Malaysia examines Internet filter, tougher controls
KUALA LUMPUR Aug 6 (Reuters) - Malaysia is considering the establishment of an Internet filter, similar to China's abandoned "Green Dam" project, a source familiar with the process told Reuters on Thursday.
News of the proposal emerged within days of police arresting nearly 600 opposition supporters at a weekend rally denouncing a government that has ruled this Southeast Asian country for 51 years.
A vibrant Internet culture has contributed to political challenges facing the government, which tightly controls mainstream media and has used sedition laws and imprisonment without trial to prosecute a blogger.
"They (the government) are looking to tweak the technical and legal details of implementing this Internet filter, setting the stage for its implementation late this year or next year," said the source, who declined to be identified.
No one from the government was available for comment.
"Submissions are to be handed in by July or August. About four groups have tendered for this project," the source said.

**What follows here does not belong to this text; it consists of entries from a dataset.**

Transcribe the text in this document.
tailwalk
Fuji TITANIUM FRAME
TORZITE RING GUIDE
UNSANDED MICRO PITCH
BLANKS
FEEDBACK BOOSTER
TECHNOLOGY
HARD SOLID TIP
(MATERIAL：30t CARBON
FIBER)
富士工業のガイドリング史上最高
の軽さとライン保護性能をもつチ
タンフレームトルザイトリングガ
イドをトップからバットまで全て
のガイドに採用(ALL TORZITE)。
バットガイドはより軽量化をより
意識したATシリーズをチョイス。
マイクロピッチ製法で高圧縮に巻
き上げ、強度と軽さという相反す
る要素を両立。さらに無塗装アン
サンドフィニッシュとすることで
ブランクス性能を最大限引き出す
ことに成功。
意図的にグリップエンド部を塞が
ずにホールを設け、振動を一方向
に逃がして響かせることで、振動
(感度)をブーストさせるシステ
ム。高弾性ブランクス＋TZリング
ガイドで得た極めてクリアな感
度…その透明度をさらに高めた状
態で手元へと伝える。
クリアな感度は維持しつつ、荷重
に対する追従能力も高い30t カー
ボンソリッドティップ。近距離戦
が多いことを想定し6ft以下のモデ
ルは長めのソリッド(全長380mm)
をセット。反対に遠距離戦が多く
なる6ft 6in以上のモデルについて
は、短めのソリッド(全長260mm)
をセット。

China last month delayed the introduction of its proposed Green Dam internet filter which authorities said sought to stamp out pornography. Opponents of censorship, industry groups and the United States said the project was intrusive and unfair.
Malaysia plans to double home Internet penetration to 50 percent by the end of next year with a new broadband project.
New Information, Communication and Culture Minister Rais Yatim, whose ministry issued the tender, also plans to secure control over the content and monitoring division of Malaysia's Internet regulator, a second source said.
"The minister wants to focus more on enforcement in the coming year," the source said.
Malaysia, with a population of 27 million, attracted foreign technology companies such as Microsoft Corp (MSFT.O) and Cisco Systems (CSCO.O) to invest and guaranteed that the government would not impose controls on the Internet.
Rais said last month that wider broadband access required more regulation.